Analysts predict that the levies will remain at 30% through late 2025, high enough to wipe out 70% of Chinese shipments to the U.S. in the medium run, but no longer constituting a de-facto trade embargo. They also expect the negotiations to continue beyond an initial 90-day timeframe (similar to the 75-day timeframe for TikTok talks that Trump has extended), giving the two countries time to tackle mutual irritants like fentanyl or pre-existing non-tariff trade barriers on both sides.
Bessent has warned that any trading partners that do not negotiate in “good faith” could see a return to the tariff rates initially imposed on April 2. The Chinese government often emphasizes “sincerity” in negotiations, but recent developments raise questions about either side’s commitment to de-escalation.
Rather than pause export restrictions on rare earth minerals, China has simply extended eligibility to some U.S. firms but is said to be too slow issuing export licenses. In the meantime, the U.S. has declared the use of Huawei’s advanced AI chips a violation of American export controls. Both nations are pressing ahead with new, category-specific tariffs, with Beijing imposing anti-dumping duties on certain U.S. plastics and the Trump administration considering anti-subsidy duties on key battery components and levies on pharmaceuticals and active drug ingredients. Time will tell if such actions will be viewed as a breach of the consensus reached in Geneva, or a reflection of deep distrust and longstanding disagreements on trade, national security, and other issues that are unlikely to be significantly eased over the next 90 days.
Despite bipartisan opposition and intense lobbying from affected industries, an early sunset of clean energy provisions in the Inflation Reduction Act seems certain after the 2026 federal budget legislation passed the House with all Republican votes. The final text would phase out consumer EV tax credits at the end of 2025 (except for manufacturers that fall under a 200,000 new EV cap, which would be eligible through 2026). Incentives for clean power projects would phase out as early as 2025 because funds would only be available once a project starts producing energy, as opposed to when construction starts.
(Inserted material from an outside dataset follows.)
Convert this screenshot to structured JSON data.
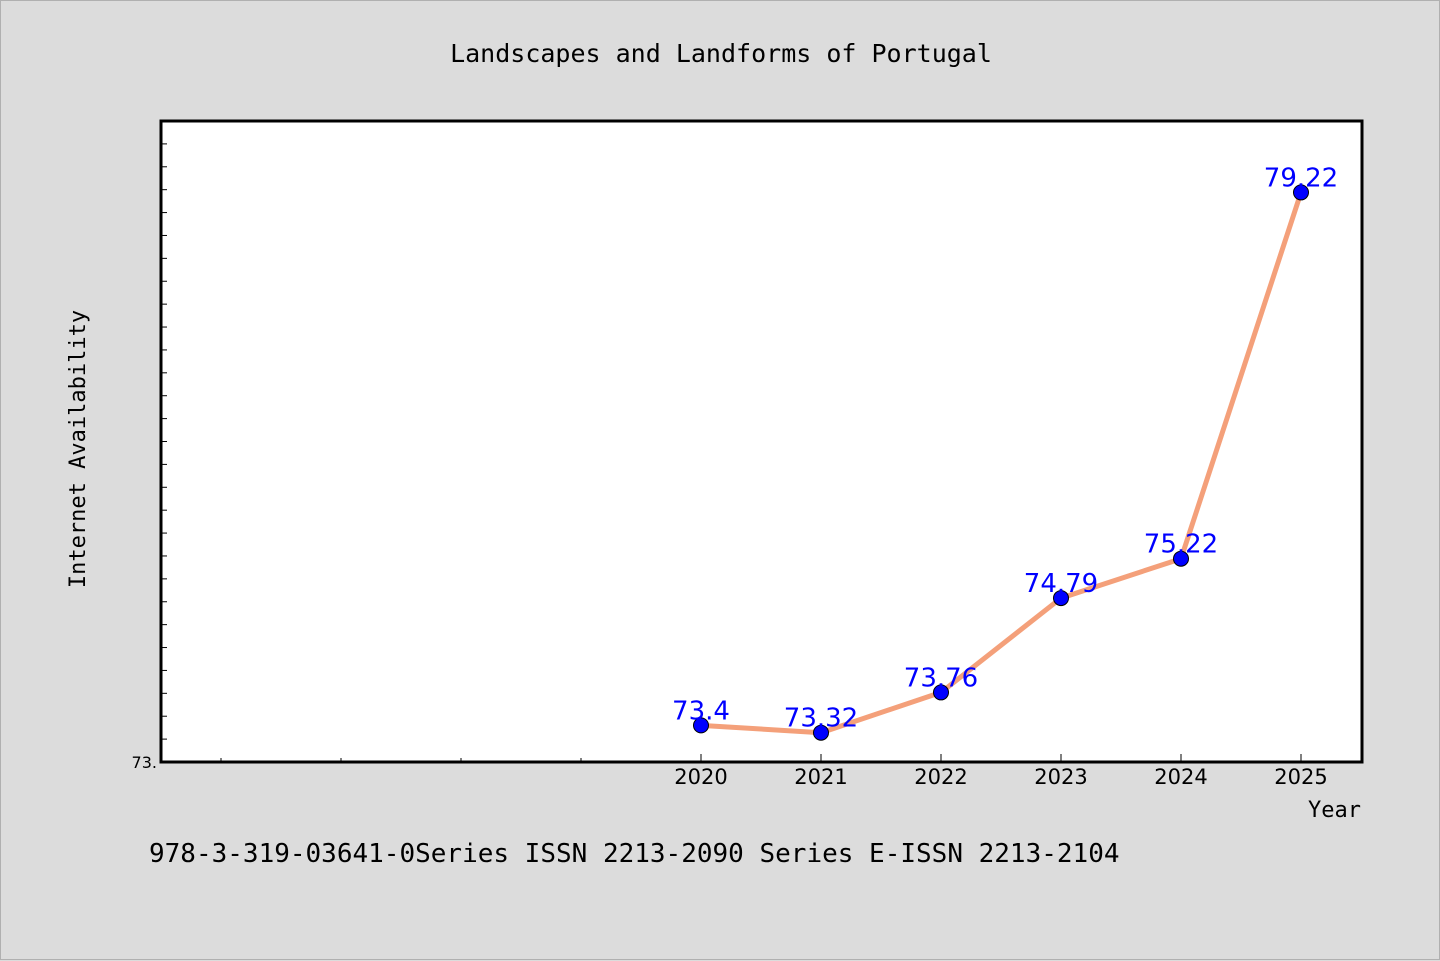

As of 2028, most clean energy developers would no longer be able to transfer their tax credits, reducing their ability to raise funds. Credits for wind components would end after 2027, and incentives for all types of clean tech manufacturing would face aggressive “foreign entity of concern” restrictions targeting adversaries like China. All IRA funds for EV, battery, and other clean tech projects not spent by the Energy Department and other federal programs would be reallocated, as would be any leftover EPA diesel emissions reduction funds. (Separately, car loan interest would be tax-free through 2028 for vehicles that are built in the U.S.)
Americans are divided on what should be done about the IRA clean energy provisions, with 44% in favor of removing tax breaks for clean power projects and EV purchases and 39% against. (By contrast, 60% support eliminating taxes on car loan interest.) The issue is just one of several points of contention between conservatives trying to cut spending and reshape federal priorities in line with the Trump administration’s agenda, and moderates pushing to preserve public benefit programs and low-carbon energy jobs their constituents rely on.
The House legislative text is certain to face changes in the Senate, where centrist Republicans, whose votes are critical to passing the package by simple majority, argue that an early phase-out of clean energy tax credits would negatively impact emerging technologies and domestic supply chains. We will be watching the legislation take shape over the next few weeks, and will keep you informed about how the IRA era ultimately ends.